Quelle belle victoire idéologique et politique sur le clan des Cornillet et Consœurs, qui n’avaient de cesse que de nous inféoder à l’UMP, pour mieux nous contraindre.

Non, Bayrou a choisi une toute autre voie, improbable, hasardeuse, d’une incompréhensible inconséquence, qui nous questionne plus aujourd’hui sur notre capacité à gouverner la France demain, que sur notre capacité à construire un mouvement cohérent.

Quoi qu’il en soit, merci M. Arnaud, elles nous renseignent sur nos limites et nous sont d’une particulière utilité, pour démontrer à ceux qui ne souhaitent pas entendre la vérité, que le chemin qui nous attend n’est pas aussi si simple qu’on voudrait bien nous le faire croire : gouverner est déjà difficile en soit, le faire avec justesse (justice !) et en respectant une certaine éthique, l’est encore davantage.

Le Comité de conciliation et de contrôle n’est certes pas le Conseil constitutionnel, mais les règles que nous nous appliquons en son sein, et leurs inconséquences, donnent une excellente idée de l’inconsistance que l’on ne manquera sans nul doute pas de nous reprocher si d’aventure nous prétendions, pour aider notre pays à se sortir de la crise, vouloir mettre au sommet de l’Etat un des nôtres, issu de ce même système.

Que pourrions-nous leur répondre ?

Notes

[1] La situation chaotique dans les fédérations a été exacerbée voire même engendrée par le positionnement non moins chaotique de nos instances à la veille et pendant les élections.

[2] On notera que M. Bayrou n’a pas du tout sollicité les membres du Conseil national pour soutenir sa motion pas plus qu’il na sollicité d’adhérents de base.

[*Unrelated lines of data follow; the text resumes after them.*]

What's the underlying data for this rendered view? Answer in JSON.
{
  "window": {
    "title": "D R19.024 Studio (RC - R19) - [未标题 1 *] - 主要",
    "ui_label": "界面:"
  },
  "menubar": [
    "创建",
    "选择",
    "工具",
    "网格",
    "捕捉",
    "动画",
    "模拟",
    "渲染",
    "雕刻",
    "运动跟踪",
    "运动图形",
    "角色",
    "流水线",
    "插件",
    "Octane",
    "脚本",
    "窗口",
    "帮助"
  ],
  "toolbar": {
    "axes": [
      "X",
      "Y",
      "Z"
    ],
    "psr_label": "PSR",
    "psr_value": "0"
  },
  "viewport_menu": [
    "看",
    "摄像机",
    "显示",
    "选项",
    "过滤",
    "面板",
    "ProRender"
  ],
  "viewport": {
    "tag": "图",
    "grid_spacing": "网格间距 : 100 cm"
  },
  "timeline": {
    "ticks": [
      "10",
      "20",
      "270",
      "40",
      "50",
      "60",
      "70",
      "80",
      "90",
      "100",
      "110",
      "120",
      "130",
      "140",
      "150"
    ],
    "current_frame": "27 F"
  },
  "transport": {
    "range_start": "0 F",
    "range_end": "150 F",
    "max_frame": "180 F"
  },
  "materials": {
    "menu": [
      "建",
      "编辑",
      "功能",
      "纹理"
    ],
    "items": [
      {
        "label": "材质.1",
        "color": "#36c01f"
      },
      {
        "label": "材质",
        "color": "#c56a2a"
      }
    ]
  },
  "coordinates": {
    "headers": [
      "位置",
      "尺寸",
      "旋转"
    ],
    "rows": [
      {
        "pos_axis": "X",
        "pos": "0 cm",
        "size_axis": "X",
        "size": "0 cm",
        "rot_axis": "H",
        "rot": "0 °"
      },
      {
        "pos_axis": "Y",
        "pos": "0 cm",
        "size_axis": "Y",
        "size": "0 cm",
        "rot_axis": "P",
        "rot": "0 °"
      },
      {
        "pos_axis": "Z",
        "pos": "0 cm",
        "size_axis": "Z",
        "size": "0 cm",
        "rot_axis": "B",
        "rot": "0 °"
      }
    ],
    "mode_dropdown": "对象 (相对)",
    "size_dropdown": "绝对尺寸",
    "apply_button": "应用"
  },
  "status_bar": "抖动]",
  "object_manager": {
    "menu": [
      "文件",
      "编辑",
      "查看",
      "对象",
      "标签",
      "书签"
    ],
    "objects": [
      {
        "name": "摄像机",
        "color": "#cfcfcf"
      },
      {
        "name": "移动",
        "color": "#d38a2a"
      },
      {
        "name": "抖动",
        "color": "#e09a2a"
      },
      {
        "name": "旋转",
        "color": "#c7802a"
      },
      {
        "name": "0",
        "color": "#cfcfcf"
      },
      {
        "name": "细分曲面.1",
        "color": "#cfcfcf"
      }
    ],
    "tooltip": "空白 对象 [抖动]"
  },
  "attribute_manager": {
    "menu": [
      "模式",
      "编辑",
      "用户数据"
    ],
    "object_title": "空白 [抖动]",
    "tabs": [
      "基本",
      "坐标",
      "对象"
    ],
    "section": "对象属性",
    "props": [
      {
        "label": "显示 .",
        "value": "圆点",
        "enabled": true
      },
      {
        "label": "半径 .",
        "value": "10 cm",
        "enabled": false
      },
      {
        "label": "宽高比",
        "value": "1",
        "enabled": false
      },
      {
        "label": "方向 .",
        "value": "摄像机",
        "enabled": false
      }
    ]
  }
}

[3] Eric Julliard qui a rencontré Bayrou la veille de cette décision m’a fait part d’une information anodine, mais tout de même inédite sur laquelle il n’a pas malheureusement pas souhaité communiquer à savoir que Bayrou lui a signalé que son texte risquait d’être rejeté par le CCC en raison justement d’un "problème de signature" avant même la réunion de ce comité ?!!!